Radiolabeling of protected tryptophan with [18F]fluoromethyl tosylate: Formation of [18F]fluoromethyl ester of tryptophan instead of 1-N-[18F]fluoromethyl tryptophan methylester

T K Venkatachalam; D H R Stimson; K Frisch; G K Pierens; R Bhalla; D C Reutens

doi:10.1016/j.apradiso.2019.06.039

Radiolabeling of protected tryptophan with [¹⁸F]fluoromethyl tosylate: Formation of [¹⁸F]fluoromethyl ester of tryptophan instead of 1-N-[¹⁸F]fluoromethyl tryptophan methylester

Appl Radiat Isot. 2019 Oct:152:172-179. doi: 10.1016/j.apradiso.2019.06.039. Epub 2019 Jun 27.

Authors

T K Venkatachalam¹, D H R Stimson², K Frisch³, G K Pierens², R Bhalla², D C Reutens²

Affiliations

¹ Centre for Advanced Imaging, University of Queensland, 4072, Brisbane, Australia. Electronic address: t.venkatachalam@uq.edu.au.
² Centre for Advanced Imaging, University of Queensland, 4072, Brisbane, Australia.
³ Aarhus Kommune Hospital, Aarhus, Denmark.

PMID: 31349203
DOI: 10.1016/j.apradiso.2019.06.039

Abstract

The reaction of [¹⁸F]fluoromethyl tosylate with methyl(tert-butoxycarbonyl)-l-tryptophanate results in formation the O-alkylated ester of the tryptophan instead of alkylation of the indole nitrogen of tryptophan as initially anticipated. Treatment of protected tryptophan with NaH in dimethyl formamide (DMF) along with [¹⁸F]fluoromethyl tosylate at 130°C results in the formation of [¹⁸F]fluoromethyl(tert-butoxycarbonyl)-l-tryptophanate.

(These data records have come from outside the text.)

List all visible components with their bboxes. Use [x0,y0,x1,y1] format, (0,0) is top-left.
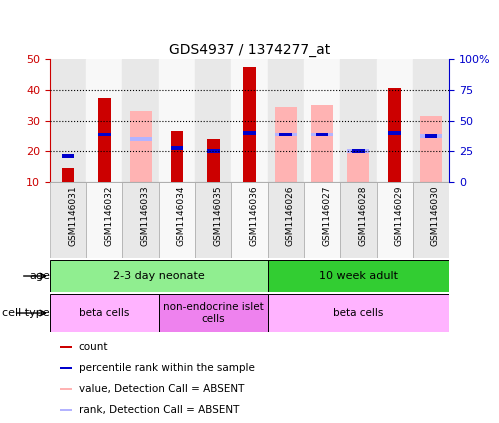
Bar [388,131,401,135]
Text: GSM1146032: GSM1146032 [104,186,113,246]
Bar [159,294,267,332]
Text: GSM1146026: GSM1146026 [286,186,295,246]
Bar [267,294,449,332]
Text: GSM1146036: GSM1146036 [250,186,258,246]
Text: rank, Detection Call = ABSENT: rank, Detection Call = ABSENT [78,405,239,415]
Bar [267,182,304,258]
Text: count: count [78,342,108,352]
Text: GSM1146034: GSM1146034 [177,186,186,246]
Bar [377,59,413,182]
Bar [195,182,232,258]
Bar [413,59,449,182]
Bar [62,168,74,182]
Text: GSM1146029: GSM1146029 [395,186,404,246]
Text: non-endocrine islet
cells: non-endocrine islet cells [163,302,263,324]
Bar [388,88,401,182]
Bar [207,149,220,153]
Bar [171,131,183,182]
Text: 10 week adult: 10 week adult [319,271,398,281]
Bar [171,146,183,150]
Bar [275,132,297,136]
Bar [60,409,72,411]
Bar [420,116,442,182]
Bar [50,59,86,182]
Bar [86,182,122,258]
Bar [340,59,377,182]
Text: beta cells: beta cells [79,308,130,318]
Text: GSM1146027: GSM1146027 [322,186,331,246]
Text: percentile rank within the sample: percentile rank within the sample [78,363,254,373]
Bar [195,59,232,182]
Bar [316,132,328,136]
Bar [425,134,437,138]
Text: age: age [29,271,50,281]
Text: cell type: cell type [2,308,50,318]
Bar [347,149,369,153]
Bar [377,182,413,258]
Bar [207,139,220,182]
Bar [159,182,195,258]
Bar [267,59,304,182]
Bar [60,346,72,348]
Bar [311,105,333,182]
Bar [304,59,340,182]
Bar [130,137,152,141]
Bar [304,182,340,258]
Bar [60,367,72,369]
Bar [340,182,377,258]
Bar [60,388,72,390]
Bar [98,98,111,182]
Bar [420,134,442,138]
Text: value, Detection Call = ABSENT: value, Detection Call = ABSENT [78,384,244,394]
Bar [232,59,267,182]
Text: GSM1146033: GSM1146033 [141,186,150,246]
Bar [122,182,159,258]
Bar [98,132,111,136]
Title: GDS4937 / 1374277_at: GDS4937 / 1374277_at [169,43,330,57]
Text: GSM1146031: GSM1146031 [68,186,77,246]
Bar [122,59,159,182]
Bar [243,131,256,135]
Bar [159,59,195,182]
Text: beta cells: beta cells [333,308,384,318]
Bar [413,182,449,258]
Text: GSM1146030: GSM1146030 [431,186,440,246]
Bar [352,149,365,153]
Bar [50,260,267,292]
Bar [50,182,86,258]
Bar [275,107,297,182]
Bar [279,132,292,136]
Bar [50,294,159,332]
Bar [232,182,267,258]
Bar [311,132,333,136]
Text: GSM1146028: GSM1146028 [358,186,367,246]
Bar [62,154,74,158]
Text: 2-3 day neonate: 2-3 day neonate [113,271,205,281]
Bar [243,67,256,182]
Bar [267,260,449,292]
Bar [347,153,369,182]
Text: GSM1146035: GSM1146035 [213,186,222,246]
Bar [130,111,152,182]
Bar [86,59,122,182]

Preferential formation of the O-alkylated product is postulated to be due to the hydrolysis of the ester. Confirmation of the O-alkylation was obtained by synthesizing the [¹⁹F]fluoromethyl(tert-butoxycarbonyl)-l-tryptophanate insitu and examining its NMR characteristics using multiple NMR techniques. Similar results were also obtained when reacting Boc-tryptophan-N-carboxyanhydride precursor with fluoromethyl tosylate.

Keywords: Alkylation; Challenges; Fluoromethyl tosylate; Protected tryptophan; Radiolabeling.